JANE ROPER

A white woman in her forties with long brown hair and bangs.

 

 

 

Jane Roper is the author of a memoir, Double Time: How I Survived–and Mostly Thrived–Through the First Three Years of Mothering Twins, and a novel, Eden Lake. Her novel The Society of Shame will be published by Anchor Books in 2023. Jane’s writing has appeared in Salon, McSweeney’s Internet Tendency, The Millions, Poets & Writers, The Rumpus, Cognoscenti, and elsewhere, and was included in the anthology Labor Day: True Birth Stories by today’s Best Women Writers. She has taught writing at GrubStreet, Follow Your Art Community Studios, The University of Iowa, and elsewhere and is the host of the author interview series "The Zeitgeist" on A Mighty Blaze. Jane is also a copywriter and brand strategist. She lives outside of Boston with her husband and rad teenage twins.

For more information, see Jane's website.

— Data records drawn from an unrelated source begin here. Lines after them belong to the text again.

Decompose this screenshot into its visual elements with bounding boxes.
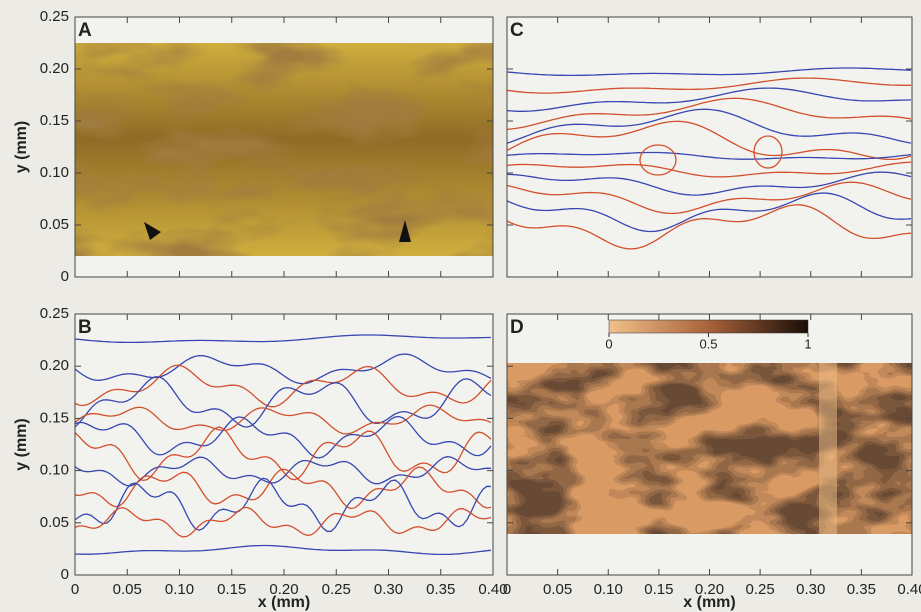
y-tick-label: 0.25 <box>40 8 69 25</box>
contour-line <box>75 376 492 428</box>
y-tick-label: 0.10 <box>40 462 69 479</box>
x-tick-label: 0.10 <box>165 581 194 598</box>
y-tick-label: 0.20 <box>40 357 69 374</box>
x-tick-label: 0.20 <box>269 581 298 598</box>
y-axis-label: y (mm) <box>13 121 30 173</box>
panel: 0 0.05 0.10 0.15 0.20 0.25 0.30 0.35 0.40 Dx (mm)… <box>503 313 921 611</box>
colorbar-tick-label: 1 <box>804 336 811 351</box>
x-tick-label: 0.25 <box>322 581 351 598</box>
contour-line <box>507 151 912 160</box>
x-tick-label: 0.40 <box>478 581 507 598</box>
x-tick-label: 0.30 <box>796 581 825 598</box>
image-stripe <box>819 363 837 534</box>
contour-loop <box>753 135 783 169</box>
x-tick-label: 0 <box>71 581 79 598</box>
contour-line <box>507 67 912 77</box>
plot-content <box>507 67 912 250</box>
x-tick-label: 0.35 <box>426 581 455 598</box>
y-tick-label: 0.25 <box>40 305 69 322</box>
colorbar <box>608 319 809 334</box>
y-tick-label: 0.20 <box>40 60 69 77</box>
y-axis-label: y (mm) <box>13 418 30 470</box>
x-tick-label: 0.30 <box>374 581 403 598</box>
contour-line <box>75 466 492 510</box>
x-tick-label: 0.10 <box>594 581 623 598</box>
contour-line <box>75 364 492 408</box>
y-tick-label: 0.15 <box>40 409 69 426</box>
contour-line <box>75 506 492 538</box>
contour-line <box>507 87 912 112</box>
plot-content <box>75 43 493 256</box>
x-tick-label: 0.40 <box>897 581 921 598</box>
x-tick-label: 0.25 <box>746 581 775 598</box>
x-axis-label: x (mm) <box>683 594 735 611</box>
x-tick-label: 0.05 <box>543 581 572 598</box>
contour-line <box>75 404 492 435</box>
contour-line <box>75 426 492 482</box>
panel-label: C <box>510 20 524 41</box>
contour-line <box>75 544 492 556</box>
contour-loop <box>639 144 677 176</box>
y-tick-label: 0 <box>61 268 69 285</box>
x-tick-label: 0.35 <box>847 581 876 598</box>
arrowhead <box>399 220 411 242</box>
contour-line <box>507 77 911 94</box>
x-axis-label: x (mm) <box>258 594 310 611</box>
contour-line <box>75 334 491 344</box>
panel-label: A <box>78 20 92 41</box>
x-tick-label: 0.05 <box>113 581 142 598</box>
contour-line <box>507 181 912 215</box>
x-tick-label: 0.15 <box>644 581 673 598</box>
contour-line <box>507 204 912 250</box>
contour-line <box>507 108 912 144</box>
panel-label: D <box>510 317 524 338</box>
x-tick-label: 0.20 <box>695 581 724 598</box>
arrowhead <box>144 222 161 240</box>
image-texture <box>507 363 912 534</box>
contour-line <box>75 353 492 385</box>
panel-label: B <box>78 317 92 338</box>
contour-line <box>75 477 492 532</box>
contour-line <box>507 97 912 131</box>
plot-area <box>75 314 493 575</box>
y-tick-label: 0.10 <box>40 164 69 181</box>
y-tick-label: 0.05 <box>40 216 69 233</box>
panel: 0 0.05 0.10 0.15 0.20 0.25 0.30 0.35 0.40 0 0.05 0.… <box>13 305 507 611</box>
panel: C <box>506 16 913 278</box>
colorbar-tick-label: 0.5 <box>699 336 717 351</box>
x-tick-label: 0 <box>503 581 511 598</box>
x-tick-label: 0.15 <box>217 581 246 598</box>
contour-line <box>507 192 912 233</box>
image-texture <box>75 43 493 256</box>
contour-line <box>507 120 912 161</box>
plot-area <box>507 17 912 277</box>
y-tick-label: 0.15 <box>40 112 69 129</box>
contour-line <box>507 161 912 178</box>
plot-content <box>507 363 912 534</box>
contour-line <box>507 171 912 196</box>
panel: 0 0.05 0.10 0.15 0.20 0.25 Ay (mm) <box>13 8 494 285</box>
y-tick-label: 0 <box>61 566 69 583</box>
y-tick-label: 0.05 <box>40 514 69 531</box>
plot-content <box>75 334 492 556</box>
contour-line <box>75 415 492 459</box>
colorbar-tick-label: 0 <box>605 336 612 351</box>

SESSION: The Rhythm and Structure of Memoir

The most engaging memoirs move seamlessly from specific moments to general significance and back again, striking an artful balance between scene, summary, and exposition, while creating a sense of forward motion that keeps readers turning pages. In this session, we’ll look at excerpts from published memoirs to discover how authors manage to pull off this feat and explore topics including narrative distance, dialogue, transitions, and arc. Texts will include When Breath Becomes Air by Paul Kalanithi, The Suicide Index by Joan Wickersham, and I Know Why the Caged Bird Sings by Maya Angelou.